Katie Creel (Northeastern University)

Abstract: Automated science is the attempt to use a combination of machine learning and robotics to perform experiments, build new models, postulate new laws, and design new experiments on the basis of what is observed to be the result of previous experiments. The comparison between the learning problems faced by automated machine learning and the learning problems faced by human scientists sheds light on a subtle measurement problem which I will call the Molyneux Problem for Science.  The Molyneux problem asks whether a newly sighted person could recognize objects previously known by touch. I generalize the Molyneux problem to all forms of data and characterize the problem as a special form of scientific learning.
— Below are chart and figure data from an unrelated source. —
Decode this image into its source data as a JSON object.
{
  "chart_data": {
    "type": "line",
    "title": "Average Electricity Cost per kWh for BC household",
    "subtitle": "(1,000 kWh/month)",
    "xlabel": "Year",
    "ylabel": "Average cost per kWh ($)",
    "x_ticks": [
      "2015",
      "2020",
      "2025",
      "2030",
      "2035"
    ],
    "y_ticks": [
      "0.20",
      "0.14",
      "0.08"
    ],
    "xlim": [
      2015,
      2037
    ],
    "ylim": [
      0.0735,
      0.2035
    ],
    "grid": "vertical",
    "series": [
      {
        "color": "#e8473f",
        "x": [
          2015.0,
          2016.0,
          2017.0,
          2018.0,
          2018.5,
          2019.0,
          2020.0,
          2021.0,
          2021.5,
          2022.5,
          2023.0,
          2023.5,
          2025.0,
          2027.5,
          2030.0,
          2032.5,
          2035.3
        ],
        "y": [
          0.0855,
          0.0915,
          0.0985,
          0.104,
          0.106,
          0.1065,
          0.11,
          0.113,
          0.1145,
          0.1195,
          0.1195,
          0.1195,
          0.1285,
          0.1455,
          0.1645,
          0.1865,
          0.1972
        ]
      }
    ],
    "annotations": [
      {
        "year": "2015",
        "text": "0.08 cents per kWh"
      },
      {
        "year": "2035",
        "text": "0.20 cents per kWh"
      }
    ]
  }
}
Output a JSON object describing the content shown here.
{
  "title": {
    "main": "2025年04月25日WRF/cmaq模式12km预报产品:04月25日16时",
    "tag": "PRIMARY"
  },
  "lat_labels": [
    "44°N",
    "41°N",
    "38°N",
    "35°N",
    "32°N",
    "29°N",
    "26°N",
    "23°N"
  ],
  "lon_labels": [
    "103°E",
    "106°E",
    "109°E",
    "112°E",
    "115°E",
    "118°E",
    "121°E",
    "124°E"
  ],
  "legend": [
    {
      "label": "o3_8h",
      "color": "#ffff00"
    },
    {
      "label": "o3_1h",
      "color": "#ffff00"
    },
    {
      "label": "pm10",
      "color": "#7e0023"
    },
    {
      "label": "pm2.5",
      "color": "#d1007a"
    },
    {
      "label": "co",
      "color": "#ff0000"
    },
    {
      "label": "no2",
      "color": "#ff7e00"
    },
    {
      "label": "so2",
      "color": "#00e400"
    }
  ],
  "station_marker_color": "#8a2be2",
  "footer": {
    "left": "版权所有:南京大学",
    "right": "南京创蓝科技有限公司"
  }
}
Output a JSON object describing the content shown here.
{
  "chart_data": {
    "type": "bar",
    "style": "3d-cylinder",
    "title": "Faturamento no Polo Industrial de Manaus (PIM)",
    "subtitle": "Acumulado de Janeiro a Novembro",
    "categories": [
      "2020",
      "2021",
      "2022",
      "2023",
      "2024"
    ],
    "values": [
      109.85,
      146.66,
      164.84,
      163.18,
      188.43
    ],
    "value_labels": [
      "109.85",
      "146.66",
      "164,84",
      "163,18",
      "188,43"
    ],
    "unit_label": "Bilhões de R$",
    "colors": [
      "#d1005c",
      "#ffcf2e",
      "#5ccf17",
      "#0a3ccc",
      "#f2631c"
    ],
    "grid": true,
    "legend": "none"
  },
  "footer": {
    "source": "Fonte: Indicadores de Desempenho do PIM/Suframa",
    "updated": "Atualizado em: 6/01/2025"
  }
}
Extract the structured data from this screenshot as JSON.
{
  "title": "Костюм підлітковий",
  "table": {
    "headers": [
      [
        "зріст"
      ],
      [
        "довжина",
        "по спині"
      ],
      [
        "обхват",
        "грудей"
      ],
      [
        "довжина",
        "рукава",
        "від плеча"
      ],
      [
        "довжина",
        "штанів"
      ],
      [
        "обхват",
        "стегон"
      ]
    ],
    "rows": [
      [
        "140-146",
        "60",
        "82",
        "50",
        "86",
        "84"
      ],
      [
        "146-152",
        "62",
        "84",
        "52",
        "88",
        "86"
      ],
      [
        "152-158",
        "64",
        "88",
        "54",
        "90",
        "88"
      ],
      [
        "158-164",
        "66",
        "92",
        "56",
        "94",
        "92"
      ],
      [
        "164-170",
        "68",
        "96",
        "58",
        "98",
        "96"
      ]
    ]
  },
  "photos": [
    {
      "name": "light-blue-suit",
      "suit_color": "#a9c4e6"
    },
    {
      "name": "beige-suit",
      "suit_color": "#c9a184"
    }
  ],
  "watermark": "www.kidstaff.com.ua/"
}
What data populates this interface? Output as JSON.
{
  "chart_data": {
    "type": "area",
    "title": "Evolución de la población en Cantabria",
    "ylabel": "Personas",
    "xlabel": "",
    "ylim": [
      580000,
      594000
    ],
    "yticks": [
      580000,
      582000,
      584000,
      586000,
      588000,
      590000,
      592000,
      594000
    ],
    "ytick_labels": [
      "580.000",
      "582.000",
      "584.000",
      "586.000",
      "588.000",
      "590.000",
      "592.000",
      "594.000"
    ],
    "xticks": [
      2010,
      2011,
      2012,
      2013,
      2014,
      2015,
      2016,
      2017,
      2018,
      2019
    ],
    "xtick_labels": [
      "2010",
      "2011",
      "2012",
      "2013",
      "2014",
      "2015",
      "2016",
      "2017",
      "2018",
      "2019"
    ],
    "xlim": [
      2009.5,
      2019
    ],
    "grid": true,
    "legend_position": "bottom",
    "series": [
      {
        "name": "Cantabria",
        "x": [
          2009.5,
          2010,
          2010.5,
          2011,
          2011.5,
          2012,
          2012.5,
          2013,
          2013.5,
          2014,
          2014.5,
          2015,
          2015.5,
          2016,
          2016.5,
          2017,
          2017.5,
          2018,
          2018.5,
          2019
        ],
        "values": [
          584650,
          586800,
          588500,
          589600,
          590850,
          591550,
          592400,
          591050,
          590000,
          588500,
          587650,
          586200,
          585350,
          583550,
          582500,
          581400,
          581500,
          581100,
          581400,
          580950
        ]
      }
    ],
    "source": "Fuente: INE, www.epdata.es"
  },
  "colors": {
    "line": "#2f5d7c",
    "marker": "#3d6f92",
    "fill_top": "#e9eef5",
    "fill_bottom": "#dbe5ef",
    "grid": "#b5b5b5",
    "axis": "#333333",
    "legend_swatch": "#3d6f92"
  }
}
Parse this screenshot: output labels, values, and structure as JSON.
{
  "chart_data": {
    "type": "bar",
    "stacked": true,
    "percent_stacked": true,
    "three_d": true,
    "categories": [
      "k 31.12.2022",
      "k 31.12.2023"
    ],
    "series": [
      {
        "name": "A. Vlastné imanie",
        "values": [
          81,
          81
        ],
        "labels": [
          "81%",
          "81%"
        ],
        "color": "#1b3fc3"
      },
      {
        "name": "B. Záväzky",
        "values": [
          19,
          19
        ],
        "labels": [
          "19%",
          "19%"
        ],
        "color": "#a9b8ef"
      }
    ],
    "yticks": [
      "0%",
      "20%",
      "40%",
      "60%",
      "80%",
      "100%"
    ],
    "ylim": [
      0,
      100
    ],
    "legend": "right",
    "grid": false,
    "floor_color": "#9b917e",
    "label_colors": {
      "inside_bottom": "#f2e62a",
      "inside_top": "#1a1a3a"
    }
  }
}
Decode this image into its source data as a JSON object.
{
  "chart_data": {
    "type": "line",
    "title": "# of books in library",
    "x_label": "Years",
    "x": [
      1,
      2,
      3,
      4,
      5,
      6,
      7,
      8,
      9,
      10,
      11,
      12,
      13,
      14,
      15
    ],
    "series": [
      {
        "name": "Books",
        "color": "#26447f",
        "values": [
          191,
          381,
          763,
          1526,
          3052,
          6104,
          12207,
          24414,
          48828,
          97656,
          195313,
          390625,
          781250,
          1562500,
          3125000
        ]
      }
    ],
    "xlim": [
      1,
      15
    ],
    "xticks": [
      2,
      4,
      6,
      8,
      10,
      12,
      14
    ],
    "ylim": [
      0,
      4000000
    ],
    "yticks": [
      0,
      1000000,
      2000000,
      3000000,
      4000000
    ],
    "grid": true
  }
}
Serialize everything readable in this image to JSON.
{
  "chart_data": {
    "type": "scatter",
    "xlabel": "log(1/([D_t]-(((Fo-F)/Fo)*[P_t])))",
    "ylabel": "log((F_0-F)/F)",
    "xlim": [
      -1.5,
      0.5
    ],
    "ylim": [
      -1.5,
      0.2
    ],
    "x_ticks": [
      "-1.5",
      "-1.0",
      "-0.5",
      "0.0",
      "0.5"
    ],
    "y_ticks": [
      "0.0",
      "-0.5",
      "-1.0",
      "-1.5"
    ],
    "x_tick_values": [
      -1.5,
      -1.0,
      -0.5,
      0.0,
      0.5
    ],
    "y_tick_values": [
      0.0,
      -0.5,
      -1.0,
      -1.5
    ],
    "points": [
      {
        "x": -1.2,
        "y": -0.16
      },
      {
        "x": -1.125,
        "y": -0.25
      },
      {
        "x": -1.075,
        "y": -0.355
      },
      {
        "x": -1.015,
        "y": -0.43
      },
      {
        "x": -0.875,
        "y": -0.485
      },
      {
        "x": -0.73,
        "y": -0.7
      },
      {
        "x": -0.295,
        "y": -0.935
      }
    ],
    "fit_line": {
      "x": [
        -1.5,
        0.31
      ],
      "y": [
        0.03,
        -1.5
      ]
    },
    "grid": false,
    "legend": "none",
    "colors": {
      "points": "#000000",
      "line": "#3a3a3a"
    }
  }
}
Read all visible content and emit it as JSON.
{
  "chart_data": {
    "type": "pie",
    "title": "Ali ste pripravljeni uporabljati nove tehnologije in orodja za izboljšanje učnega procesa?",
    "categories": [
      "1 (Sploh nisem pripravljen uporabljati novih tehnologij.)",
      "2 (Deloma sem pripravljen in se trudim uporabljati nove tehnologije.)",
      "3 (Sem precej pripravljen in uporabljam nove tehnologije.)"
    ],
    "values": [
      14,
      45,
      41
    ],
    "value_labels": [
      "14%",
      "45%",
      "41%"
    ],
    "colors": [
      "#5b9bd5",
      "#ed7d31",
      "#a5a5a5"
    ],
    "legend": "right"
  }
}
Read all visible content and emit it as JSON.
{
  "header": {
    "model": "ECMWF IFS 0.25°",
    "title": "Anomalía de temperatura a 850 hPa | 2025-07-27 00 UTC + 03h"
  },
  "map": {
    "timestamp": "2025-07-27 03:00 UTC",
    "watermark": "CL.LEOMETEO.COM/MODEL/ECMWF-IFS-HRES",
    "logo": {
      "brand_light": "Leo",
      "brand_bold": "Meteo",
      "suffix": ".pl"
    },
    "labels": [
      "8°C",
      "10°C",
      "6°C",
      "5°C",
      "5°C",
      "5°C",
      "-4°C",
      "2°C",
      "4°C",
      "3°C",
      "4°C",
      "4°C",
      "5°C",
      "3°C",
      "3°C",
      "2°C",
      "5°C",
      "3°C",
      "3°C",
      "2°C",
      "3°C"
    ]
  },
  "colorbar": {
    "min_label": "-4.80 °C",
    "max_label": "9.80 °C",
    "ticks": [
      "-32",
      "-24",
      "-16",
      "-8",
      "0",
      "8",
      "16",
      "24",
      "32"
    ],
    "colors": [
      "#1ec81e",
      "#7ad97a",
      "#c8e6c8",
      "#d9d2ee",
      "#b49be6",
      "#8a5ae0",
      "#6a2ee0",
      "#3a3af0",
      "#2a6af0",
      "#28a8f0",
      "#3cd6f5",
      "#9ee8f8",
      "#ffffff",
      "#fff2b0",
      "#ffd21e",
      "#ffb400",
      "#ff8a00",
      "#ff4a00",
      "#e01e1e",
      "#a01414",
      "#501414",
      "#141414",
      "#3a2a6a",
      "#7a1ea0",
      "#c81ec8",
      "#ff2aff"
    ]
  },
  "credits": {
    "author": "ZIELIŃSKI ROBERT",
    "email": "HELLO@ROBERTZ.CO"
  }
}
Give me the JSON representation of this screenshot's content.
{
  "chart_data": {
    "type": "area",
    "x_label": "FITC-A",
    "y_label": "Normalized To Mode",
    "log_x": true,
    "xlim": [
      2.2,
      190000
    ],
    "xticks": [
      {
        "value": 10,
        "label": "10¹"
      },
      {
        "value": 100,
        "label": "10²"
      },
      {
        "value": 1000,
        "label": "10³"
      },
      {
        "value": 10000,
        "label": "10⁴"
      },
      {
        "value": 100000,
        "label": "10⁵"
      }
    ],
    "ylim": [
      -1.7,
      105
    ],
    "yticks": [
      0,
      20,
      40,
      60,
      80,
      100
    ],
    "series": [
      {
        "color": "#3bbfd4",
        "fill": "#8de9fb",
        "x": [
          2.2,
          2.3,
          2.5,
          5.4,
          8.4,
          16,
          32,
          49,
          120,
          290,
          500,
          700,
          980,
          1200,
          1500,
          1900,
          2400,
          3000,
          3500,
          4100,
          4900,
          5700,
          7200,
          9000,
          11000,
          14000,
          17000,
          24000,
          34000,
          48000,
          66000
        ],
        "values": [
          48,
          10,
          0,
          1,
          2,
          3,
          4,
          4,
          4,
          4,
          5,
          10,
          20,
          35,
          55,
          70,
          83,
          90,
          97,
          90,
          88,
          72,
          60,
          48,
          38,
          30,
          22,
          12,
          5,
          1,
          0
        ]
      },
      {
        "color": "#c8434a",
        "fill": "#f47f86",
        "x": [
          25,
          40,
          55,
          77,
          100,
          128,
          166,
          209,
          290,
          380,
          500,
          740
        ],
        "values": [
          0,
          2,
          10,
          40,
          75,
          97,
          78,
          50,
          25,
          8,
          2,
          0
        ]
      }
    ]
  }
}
The Molyneux Problem for Science exists whenever identity must be recognized across perceptual modalities or data streams of different types without the aid of causal or correlational information.  After distinguishing the scientific Molyneux problem from inverse problems and problems of causal discovery, I will use the case of early radio telescopy to demonstrate that scientific Molyneux problems arise in traditional sciences. Finally, I argue that Molyneux problems for science will vex automated science especially and that automated learners can solve the Token but not the Type Molyneux Problem.

The department and the PNP program coordinate regular colloquia, typically on Thursdays at 4pm. These represent a major part of the education experience in the department, and graduate students are expected to attend.